Design systems allow our UI designs to share the same style. This will give us more consistency through the different screens of our interface.
It will also allow our users to do a quick visual scan that allows them to understand at a glance the affordances of an element in our UI design.
Finally, it will shorten the development time of our project, both in the design and implementation stages, since there will be no doubts about which element to use and how they should be.
Tip 7: Create a checklist
Before submitting your work to the client, it is an excellent idea to create a checklist where we can review all the work done and all the items to be delivered.

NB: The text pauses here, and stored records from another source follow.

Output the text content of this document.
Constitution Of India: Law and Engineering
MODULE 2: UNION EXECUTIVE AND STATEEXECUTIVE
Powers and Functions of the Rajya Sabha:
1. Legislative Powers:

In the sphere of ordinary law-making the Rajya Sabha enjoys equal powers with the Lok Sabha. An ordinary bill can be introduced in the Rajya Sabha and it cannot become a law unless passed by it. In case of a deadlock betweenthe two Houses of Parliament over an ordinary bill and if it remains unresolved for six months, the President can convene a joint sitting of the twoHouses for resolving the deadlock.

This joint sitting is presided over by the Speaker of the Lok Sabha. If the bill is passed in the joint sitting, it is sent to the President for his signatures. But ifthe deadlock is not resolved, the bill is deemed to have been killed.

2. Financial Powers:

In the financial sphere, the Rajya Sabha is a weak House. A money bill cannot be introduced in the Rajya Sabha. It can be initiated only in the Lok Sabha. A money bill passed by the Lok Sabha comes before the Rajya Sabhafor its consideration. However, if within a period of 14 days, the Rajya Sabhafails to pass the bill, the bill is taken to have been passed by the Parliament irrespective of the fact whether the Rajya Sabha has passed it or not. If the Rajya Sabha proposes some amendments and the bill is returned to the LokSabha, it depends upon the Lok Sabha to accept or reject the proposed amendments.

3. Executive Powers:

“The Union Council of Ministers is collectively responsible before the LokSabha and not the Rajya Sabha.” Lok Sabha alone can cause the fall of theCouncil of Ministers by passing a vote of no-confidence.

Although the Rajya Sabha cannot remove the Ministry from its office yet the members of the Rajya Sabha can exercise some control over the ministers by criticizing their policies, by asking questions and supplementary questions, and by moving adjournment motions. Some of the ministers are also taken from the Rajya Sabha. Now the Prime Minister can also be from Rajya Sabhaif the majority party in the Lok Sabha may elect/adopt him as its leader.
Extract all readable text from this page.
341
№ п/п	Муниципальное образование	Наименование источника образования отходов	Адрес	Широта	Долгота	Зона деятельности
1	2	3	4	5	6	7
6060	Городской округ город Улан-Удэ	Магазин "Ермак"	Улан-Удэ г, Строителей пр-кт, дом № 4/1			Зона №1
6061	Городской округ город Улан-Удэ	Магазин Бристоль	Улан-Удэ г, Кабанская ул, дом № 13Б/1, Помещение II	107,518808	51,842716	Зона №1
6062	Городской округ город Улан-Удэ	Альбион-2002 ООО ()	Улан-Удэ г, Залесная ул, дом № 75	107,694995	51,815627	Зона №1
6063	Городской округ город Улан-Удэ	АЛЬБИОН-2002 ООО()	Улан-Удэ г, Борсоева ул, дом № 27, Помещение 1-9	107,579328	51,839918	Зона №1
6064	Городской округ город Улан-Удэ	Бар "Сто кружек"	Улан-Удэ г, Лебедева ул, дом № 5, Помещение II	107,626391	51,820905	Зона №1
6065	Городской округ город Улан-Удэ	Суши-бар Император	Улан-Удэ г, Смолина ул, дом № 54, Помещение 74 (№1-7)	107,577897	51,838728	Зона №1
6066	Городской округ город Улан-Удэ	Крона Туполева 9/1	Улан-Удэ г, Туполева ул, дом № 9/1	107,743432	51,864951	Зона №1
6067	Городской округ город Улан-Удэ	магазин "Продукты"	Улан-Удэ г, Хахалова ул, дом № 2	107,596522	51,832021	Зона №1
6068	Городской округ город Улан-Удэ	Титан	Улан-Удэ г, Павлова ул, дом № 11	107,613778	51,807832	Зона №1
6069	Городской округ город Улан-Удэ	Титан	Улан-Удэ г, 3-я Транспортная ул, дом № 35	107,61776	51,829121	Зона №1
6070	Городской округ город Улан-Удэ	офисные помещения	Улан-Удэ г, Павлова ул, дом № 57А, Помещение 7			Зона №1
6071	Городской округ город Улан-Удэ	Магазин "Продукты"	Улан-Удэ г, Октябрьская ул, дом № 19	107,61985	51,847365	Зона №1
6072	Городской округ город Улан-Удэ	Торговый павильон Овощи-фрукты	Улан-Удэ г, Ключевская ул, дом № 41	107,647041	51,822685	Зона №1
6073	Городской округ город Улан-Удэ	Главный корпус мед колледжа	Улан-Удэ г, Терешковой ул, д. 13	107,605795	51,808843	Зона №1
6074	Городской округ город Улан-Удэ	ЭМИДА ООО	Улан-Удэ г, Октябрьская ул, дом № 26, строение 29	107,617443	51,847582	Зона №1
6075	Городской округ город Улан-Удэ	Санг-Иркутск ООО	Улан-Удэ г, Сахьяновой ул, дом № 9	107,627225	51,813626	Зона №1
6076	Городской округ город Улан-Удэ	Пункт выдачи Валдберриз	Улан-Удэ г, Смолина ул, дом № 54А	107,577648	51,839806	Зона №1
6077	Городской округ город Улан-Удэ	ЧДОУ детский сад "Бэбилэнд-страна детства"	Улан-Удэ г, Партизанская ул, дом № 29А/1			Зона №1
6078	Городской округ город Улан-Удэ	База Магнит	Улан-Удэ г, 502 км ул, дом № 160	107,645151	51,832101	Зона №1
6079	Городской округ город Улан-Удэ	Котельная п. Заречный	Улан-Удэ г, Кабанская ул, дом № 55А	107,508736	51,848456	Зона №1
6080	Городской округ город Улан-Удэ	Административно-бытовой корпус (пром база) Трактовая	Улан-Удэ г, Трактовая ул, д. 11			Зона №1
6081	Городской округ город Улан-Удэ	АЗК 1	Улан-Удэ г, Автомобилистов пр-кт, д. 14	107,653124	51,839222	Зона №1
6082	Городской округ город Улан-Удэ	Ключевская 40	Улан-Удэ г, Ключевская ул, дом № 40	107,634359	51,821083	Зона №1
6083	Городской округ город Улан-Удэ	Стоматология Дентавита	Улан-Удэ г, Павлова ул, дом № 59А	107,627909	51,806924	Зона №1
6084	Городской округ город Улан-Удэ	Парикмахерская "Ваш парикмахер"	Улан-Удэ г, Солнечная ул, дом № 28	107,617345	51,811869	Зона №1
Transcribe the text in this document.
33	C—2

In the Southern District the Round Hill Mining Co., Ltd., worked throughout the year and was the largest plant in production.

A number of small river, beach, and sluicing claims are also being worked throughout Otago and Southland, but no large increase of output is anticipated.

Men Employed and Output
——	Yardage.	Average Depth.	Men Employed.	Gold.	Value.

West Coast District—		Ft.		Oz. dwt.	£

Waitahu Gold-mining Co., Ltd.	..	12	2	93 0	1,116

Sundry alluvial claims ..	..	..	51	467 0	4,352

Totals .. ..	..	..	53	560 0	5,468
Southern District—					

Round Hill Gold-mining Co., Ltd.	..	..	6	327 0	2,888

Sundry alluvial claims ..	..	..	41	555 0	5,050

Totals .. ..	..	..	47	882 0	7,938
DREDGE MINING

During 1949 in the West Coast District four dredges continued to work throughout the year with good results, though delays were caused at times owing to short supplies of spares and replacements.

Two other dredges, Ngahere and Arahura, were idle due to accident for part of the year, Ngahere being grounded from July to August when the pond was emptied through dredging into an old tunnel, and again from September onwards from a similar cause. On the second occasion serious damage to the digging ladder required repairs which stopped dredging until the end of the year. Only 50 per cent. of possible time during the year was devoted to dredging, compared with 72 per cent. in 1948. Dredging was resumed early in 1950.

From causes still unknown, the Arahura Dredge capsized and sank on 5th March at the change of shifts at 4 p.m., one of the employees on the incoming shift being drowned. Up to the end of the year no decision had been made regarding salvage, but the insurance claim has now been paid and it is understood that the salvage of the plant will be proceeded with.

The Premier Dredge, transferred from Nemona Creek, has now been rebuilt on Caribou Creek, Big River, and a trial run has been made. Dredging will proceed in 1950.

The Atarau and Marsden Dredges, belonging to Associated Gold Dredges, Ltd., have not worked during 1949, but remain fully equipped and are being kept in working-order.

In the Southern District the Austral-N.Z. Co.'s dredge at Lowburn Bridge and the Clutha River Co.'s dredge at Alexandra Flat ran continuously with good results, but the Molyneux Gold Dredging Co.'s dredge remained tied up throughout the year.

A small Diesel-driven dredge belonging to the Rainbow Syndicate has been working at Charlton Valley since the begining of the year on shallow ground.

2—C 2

Since depending on the project there are different deliverables and different tasks performed, there is no “one size fits all” checklist, but some ideas about the items in it may be:
Review all the tips cited here 🙂
Well, it seems obvious, but … did you do everything we said? If not, why not? (You may have something better, consider it!). If so, congratulations, your UI design is probably much better than it would have been
We should always try to be professional and check the spelling of the interfaces we design.
Check alignment of elements
We must verify that our elements are aligned both vertically and horizontally. And this alignment must be consistent: If we decide to align to the center, all the elements of a component must be aligned to the center (or left, or right, or baseline, or whatever we have decided).
Review interactive elements
We must check that the elements work properly, whether they are only designed or implemented in code. A beautiful interface is useless if it doesn’t work.
Respect regulations and standards
Our UI design may require certain standards (for example ISO-9241) or not. But it will always require that you follow the standards of quality, usability and accessibility.
A concrete example: it is very common in designers not to use labels in forms and to use only “placeholders”.
Not using labels is an aberration in terms of UX, but if we want to do it, we can use techniques that allow us to have no visible labels, and still be present for reasons of accessibility (for example: floating labels)
You have to ask the client or project manager what are the required deliverables and verify that everything is in order. The assets can be only the source files, or another type of delivery may be required, so we must confirm what exactly is required of us.
Following the above tips, you’ll have a solid foundation for all your present and upcoming user interface designs based on UXD frameworks.
These methods are solid, proven and used on all big companies, so make sure to internalize and naturalize them, it’s really easy and pays off!